Get quoted in patient-facing media. Local news, patient advocacy sites, and condition-specific blogs (sleep apnea, chronic sinusitis, eustachian tube dysfunction) regularly run articles where they’ll quote a practicing surgeon. This can be easy, one paragraph of expert commentary, one backlink, fifteen minutes of work.

Find websites peers and patients read. Guest articles on physician or patient platforms (DocFinderPro is one we run, but there are several) are one of the cleanest ways to earn a relevant, in-content link. The article doubles as a credibility piece a practice can share with referring providers.

Trade with relevant non-competitors. A reciprocal exchange with a sleep specialist, an allergist, or an ENT-adjacent vendor tends to be the highest-leverage move available.

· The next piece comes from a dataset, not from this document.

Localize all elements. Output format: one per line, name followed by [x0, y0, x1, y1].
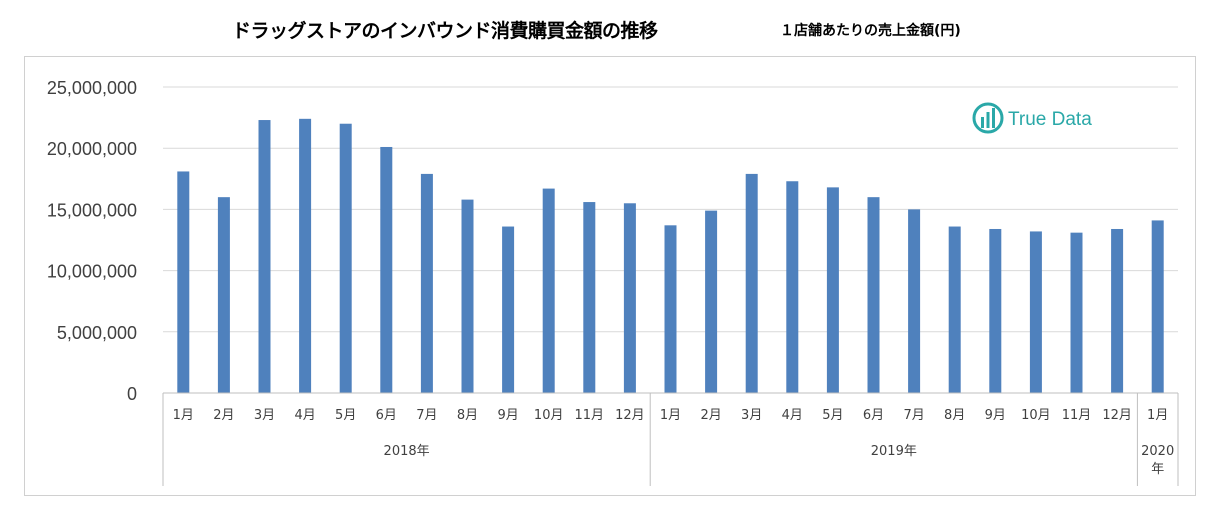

Both sides benefit and the topical relevance is high. Done well, it’s editorial. Done badly, it looks spammy and can hurt both sides.

Timeline and what to track

Most of this work has a delay. A new backlink today doesn’t move rankings tomorrow. Two to three months for early signals; six to twelve months before service pages start to surface in answers and rankings on their own. The practices that get this right are the ones that started earlier and kept going. A handful of new backlinks per quarter, sustained for a year, beats a sprint that stops.

The single number worth tracking is referring domains — the count of unique websites linking to a site. Total backlink count can be inflated by low-value sites linking many times. Referring domains is harder to fake and maps more directly to authority.